The Performance Share Plan 2025–2029 consists of three performance periods, covering the financial years 2025–2027, 2026–2028 and 2027–2029 respectively. The Board of Directors will resolve annually on the commencement and details of a performance period.
In the plan, the target group has an opportunity to earn Merus Power Plc’s shares based on performance. The potential rewards from the plan will be paid after the end of each performance period. The potential reward will be paid partly in Merus Power Plc’s shares and partly in cash. The cash proportion of the reward is intended to cover taxes and statutory social security contributions arising from the reward to the key employee. As a rule, no reward will be paid if the key employee’s employment or director contract terminates before the reward payment.
The Management Team member must hold 50 per cent of the received shares, until the value of the Management Team member’s total shareholding in Merus Power Plc equals to 50 per cent of their annual base salary for the calendar year preceding the payment of the reward. Respectively, the CEO must hold 50 per cent of the received shares, until the value of the CEO’s total shareholding in Merus Power Plc equals to 100 per cent of the CEO’s annual base salary for the preceding calendar year. Such number of Merus Power Plc’s shares must be held as long as the membership in the Management Team or the position as the CEO continues.

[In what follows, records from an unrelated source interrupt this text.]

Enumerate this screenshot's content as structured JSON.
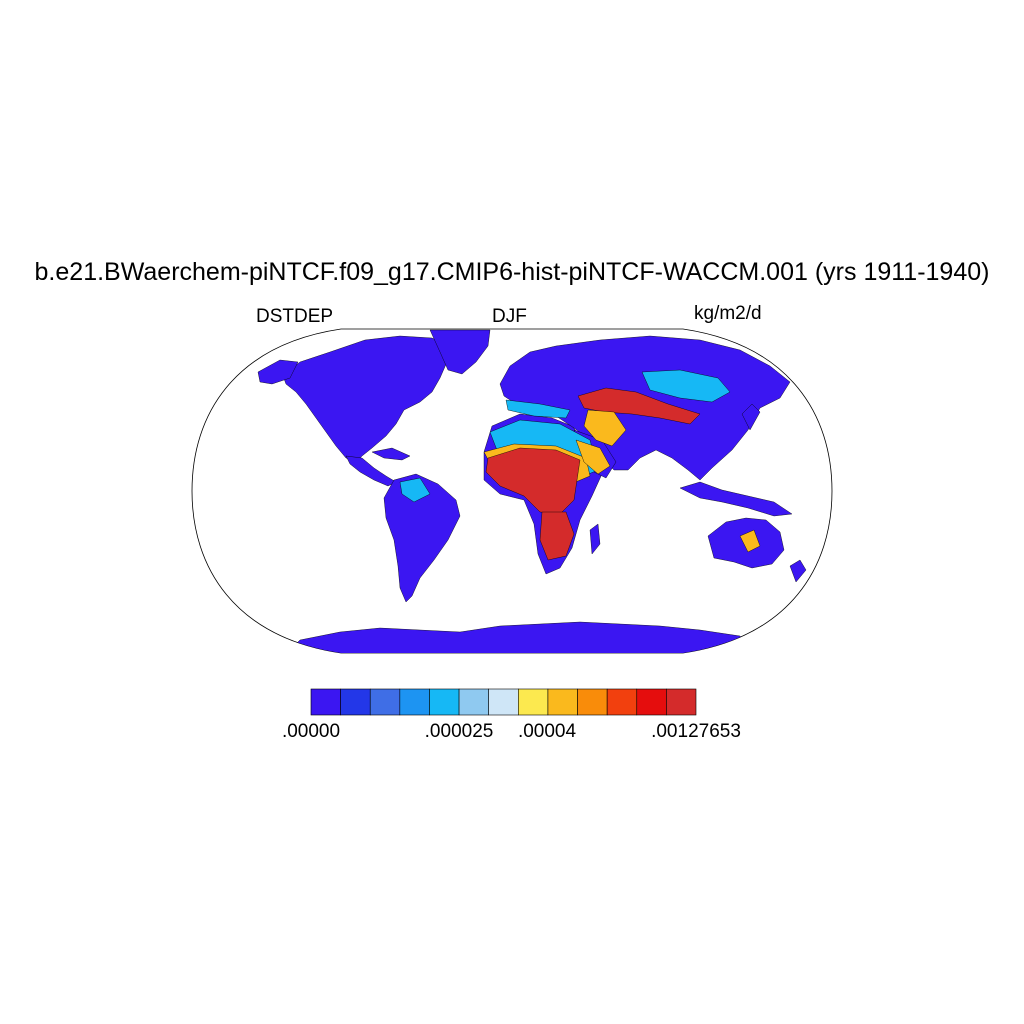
{
  "title": "b.e21.BWaerchem-piNTCF.f09_g17.CMIP6-hist-piNTCF-WACCM.001 (yrs 1911-1940)",
  "variable": "DSTDEP",
  "season": "DJF",
  "units": "kg/m2/d",
  "projection": "Robinson",
  "colorbar": {
    "colors": [
      "#3b16f2",
      "#2337e8",
      "#3f6ee6",
      "#1d94f2",
      "#16b8f5",
      "#8fc9f0",
      "#cfe6f7",
      "#fce94f",
      "#fab91d",
      "#f98c0a",
      "#f2400e",
      "#e50d0d",
      "#d42b2b"
    ],
    "tick_labels": [
      ".00000",
      ".000025",
      ".00004",
      ".00127653"
    ]
  },
  "map_colors": {
    "low": "#3b16f2",
    "medium": "#16b8f5",
    "high": "#fab91d",
    "very_high": "#d42b2b"
  }
}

The performance criteria of the first performance period are tied to the company’s Total Shareholder Return, EBITDA margin during financial year 2027 and revenue during financial years 2025–2027. The value of the rewards to be paid on the basis of the first performance period corresponds to a maximum total of 222,000 shares of Merus Power Plc, including also the proportion to be paid in cash. The maximum gross amount of rewards based on the first earning period is a total of EUR 1.25 million, calculated at the closing price on March 13, 2025. The target group of the performance period 2025—2027 consists of approximately 15 key employees, including the members of the Management Team and the CEO.